Visualization of real-time protein translocation across the bacterial membrane
Protein translocation is an essential, nano-scale dynamic process that facilitates the movement of proteins across cellular membranes, enabling them to reach specific locations within the cell or to be transported outside the cell. This process occurs through membrane protein complexes that provide necessary channels for the movement of proteins. In bacteria, a group of proteins forms the SecYEG-SecA complex, which helps cellular proteins translocate across the cytoplasmic membrane. The SecYEG component is a channel through which SecA drives protein translocation, using energy from a molecule called adenosine triphosphate (ATP), also known as the "energy currency" of the cell. Despite many different approaches, observing this process in detail has been quite challenging.
For the first time ever, researchers directly visualized protein translocation across membranes using high-speed atomic force microscopy (HS-AFM)—an event that had been biochemically predicted but never observed. This pioneering study, published in Nature Communications; the researchers successfully visualized how the SecYEG-SecA complex helps mediate the translocation of unfolded proteins across the bacterial membrane at a molecular level.

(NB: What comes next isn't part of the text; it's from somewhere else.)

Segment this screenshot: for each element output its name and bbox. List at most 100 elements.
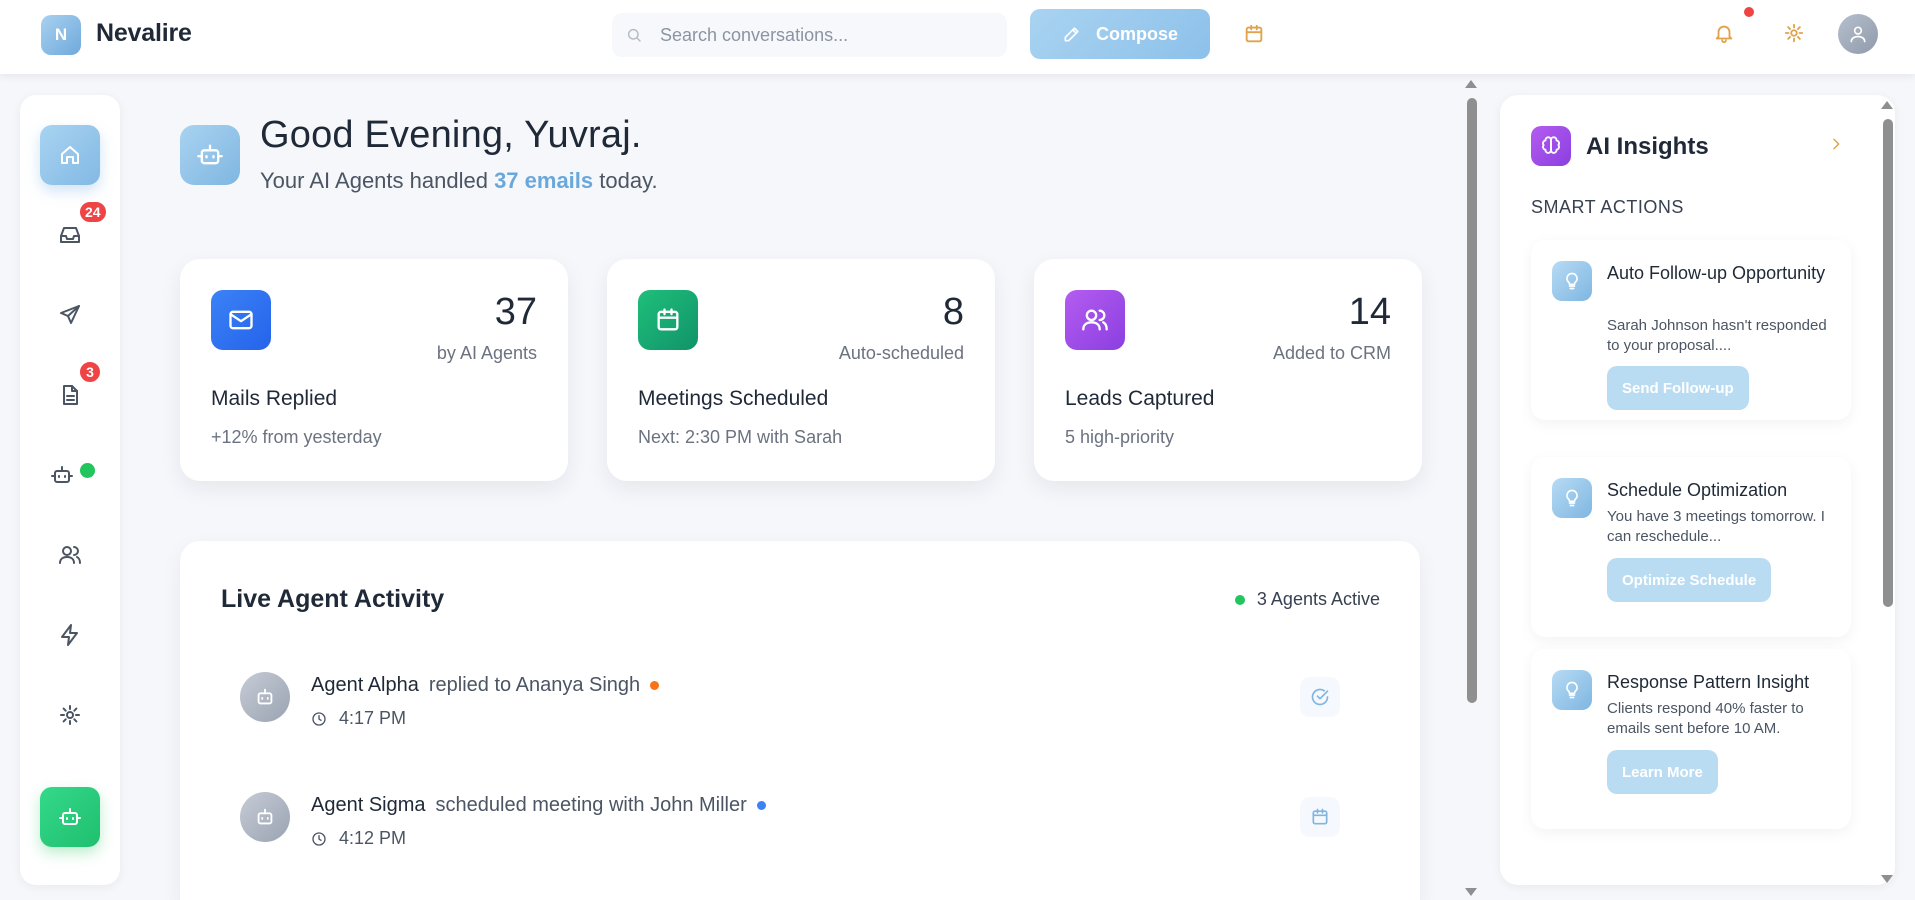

The researchers specifically focused on the conformational changes in SecA during the ATP hydrolysis cycle, which is critical to the translocation mechanism. The hydrolysis of ATP serves as the energy source that drives protein transport.
By analyzing the SecYEG-SecA complex dynamics using HS-AFM, the team captured real-time snapshots of SecA transitioning between two distinct conformational states due to the alteration of a region of SecA, PPXD—referred to as the "High" and "Low" states. These changes were linked to the ATP hydrolysis cycle.
“Thirteen years ago, we embarked on this journey to visualize protein translocation across membranes. The challenge of achieving the necessary spatiotemporal resolution pushed the very limits of high-speed AFM. Yet, through relentless dedication, meticulous sample preparation, and patient observation, we are thrilled to have captured these truly groundbreaking images,” shares the author.
Detailed analyses also estimated the rate of protein translocation to be about 2.2 amino acid residues per second, and a single SecYEG-SecA complex was sufficient for successful protein translocation.
“We not only succeeded in capturing the protein membrane translocation process in real-time—an event previously elusive to visual observation—but also estimated the structural changes of motor proteins and their transport speeds, marking a significant breakthrough. Moving forward, we plan to apply this method to analyze other membrane proteins. This study paves the way for future research in visualizing these dynamics, potentially leading to better comprehension of the molecular mechanisms behind protein translocation,” concludes the author.